Gli dei cadono ancora. I
conti del primo trimestre dell’anno sono impietosi: a Wall Street
come nella City le banche d’affari sono in perdita. Non si salva
nessuno. Goldman Sachs, Morgan Stanley, Citigroup, Lloyds, Barclays,
Royal Bank of Scotland, Standard Chartered, Deutsche Bank hanno
deluso le aspettative di analisti e investitori.
Tassi d’interesse
negativi, calo del prezzo del petrolio, rallentamento della crescita
globale, rischio Brexit, disinflazione, declino delle attività
d’investimento, multe miliardarie per la manipolazione del tasso
Libor o per aver favorito l’evasione fiscale. Eppure, dietro a
fattori contingenti c’è una trasformazione profonda dell’industria
bancaria, spinta da regole sempre più stringenti.

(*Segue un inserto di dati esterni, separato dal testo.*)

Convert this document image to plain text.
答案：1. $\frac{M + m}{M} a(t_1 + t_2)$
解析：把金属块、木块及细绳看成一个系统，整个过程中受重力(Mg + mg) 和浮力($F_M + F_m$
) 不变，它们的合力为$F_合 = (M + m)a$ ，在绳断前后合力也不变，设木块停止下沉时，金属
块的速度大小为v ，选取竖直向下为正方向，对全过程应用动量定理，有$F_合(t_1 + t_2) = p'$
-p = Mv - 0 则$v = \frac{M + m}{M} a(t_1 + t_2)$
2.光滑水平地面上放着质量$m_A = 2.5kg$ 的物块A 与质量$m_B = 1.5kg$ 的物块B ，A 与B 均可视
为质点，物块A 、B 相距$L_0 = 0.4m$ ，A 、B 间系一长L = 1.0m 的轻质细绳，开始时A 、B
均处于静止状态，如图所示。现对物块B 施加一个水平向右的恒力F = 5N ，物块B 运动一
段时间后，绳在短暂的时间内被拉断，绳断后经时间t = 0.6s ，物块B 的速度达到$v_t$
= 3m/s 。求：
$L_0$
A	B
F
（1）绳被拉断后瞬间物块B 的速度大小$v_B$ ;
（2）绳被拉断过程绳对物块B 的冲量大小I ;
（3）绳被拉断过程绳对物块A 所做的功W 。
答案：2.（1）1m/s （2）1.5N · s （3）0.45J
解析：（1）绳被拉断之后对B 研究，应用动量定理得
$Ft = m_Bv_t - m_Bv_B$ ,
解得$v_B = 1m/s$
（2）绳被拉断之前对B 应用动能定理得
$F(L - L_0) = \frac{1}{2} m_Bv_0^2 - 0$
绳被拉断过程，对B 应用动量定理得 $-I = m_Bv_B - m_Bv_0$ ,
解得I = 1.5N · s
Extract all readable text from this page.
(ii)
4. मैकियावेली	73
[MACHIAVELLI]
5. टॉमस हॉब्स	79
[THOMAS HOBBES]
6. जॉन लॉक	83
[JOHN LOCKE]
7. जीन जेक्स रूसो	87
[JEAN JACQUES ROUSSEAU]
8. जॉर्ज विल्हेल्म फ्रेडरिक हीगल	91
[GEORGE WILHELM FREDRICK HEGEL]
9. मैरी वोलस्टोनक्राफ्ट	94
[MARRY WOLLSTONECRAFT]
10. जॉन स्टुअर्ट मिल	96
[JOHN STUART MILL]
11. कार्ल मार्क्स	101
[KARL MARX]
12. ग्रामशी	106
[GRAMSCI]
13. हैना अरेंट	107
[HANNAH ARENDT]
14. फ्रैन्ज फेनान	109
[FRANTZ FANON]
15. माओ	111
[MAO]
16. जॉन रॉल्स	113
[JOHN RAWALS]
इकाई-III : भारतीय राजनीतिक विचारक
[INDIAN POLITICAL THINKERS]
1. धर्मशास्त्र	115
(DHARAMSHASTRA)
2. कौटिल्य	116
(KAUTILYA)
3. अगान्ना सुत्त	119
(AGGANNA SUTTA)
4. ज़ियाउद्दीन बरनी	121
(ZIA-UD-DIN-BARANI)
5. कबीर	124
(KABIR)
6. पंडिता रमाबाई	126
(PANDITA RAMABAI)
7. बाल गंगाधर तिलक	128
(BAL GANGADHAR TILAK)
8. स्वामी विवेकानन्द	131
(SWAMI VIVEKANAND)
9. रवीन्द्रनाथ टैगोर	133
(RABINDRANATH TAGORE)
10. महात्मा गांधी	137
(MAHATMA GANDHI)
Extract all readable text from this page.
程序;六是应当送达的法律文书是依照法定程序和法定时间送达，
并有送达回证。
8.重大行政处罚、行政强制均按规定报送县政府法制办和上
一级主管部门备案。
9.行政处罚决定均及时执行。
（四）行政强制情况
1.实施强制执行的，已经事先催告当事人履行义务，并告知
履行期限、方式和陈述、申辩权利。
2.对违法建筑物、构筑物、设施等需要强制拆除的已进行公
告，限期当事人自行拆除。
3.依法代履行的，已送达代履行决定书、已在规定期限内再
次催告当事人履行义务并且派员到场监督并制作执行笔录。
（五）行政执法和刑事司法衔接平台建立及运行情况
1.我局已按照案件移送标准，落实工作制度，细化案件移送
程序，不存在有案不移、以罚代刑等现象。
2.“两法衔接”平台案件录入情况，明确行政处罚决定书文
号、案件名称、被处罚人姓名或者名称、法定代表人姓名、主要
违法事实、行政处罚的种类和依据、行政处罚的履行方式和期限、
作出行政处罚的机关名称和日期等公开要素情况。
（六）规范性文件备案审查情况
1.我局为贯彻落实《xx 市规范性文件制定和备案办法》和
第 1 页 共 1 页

La posta in gioco
è sia finanziaria – dare più stabilità al sistema – che
politica: i cittadini non dovranno più pagare per gli errori dei
banchieri.
Per rendere l’idea,
l’utile di Goldman nello scorso marzo è sceso a 1,4 miliardi di
dollari: meno 60% rispetto a marzo 2015. Nello stesso periodo, Morgan
Stanley ha riportato una contrazione del 54%, fermandosi a 1,1
miliardi di dollari. Gli utili di Citigroup sono invece diminuiti a
3,5 miliardi di dollari, meno 27%. A Londra Barclays e Standard
Chartered hanno registrato utili pari a 793 milioni di sterline e 589
milioni di dollari, un crollo rispettivamente del 25% e del 59% sul
marzo 2015.
Anat Admati,
professoressa di Finanza a Stanford e autrice, con Martin Hellwig, di
un libro al vetriolo sugli eccessi delle banche (The Bankers’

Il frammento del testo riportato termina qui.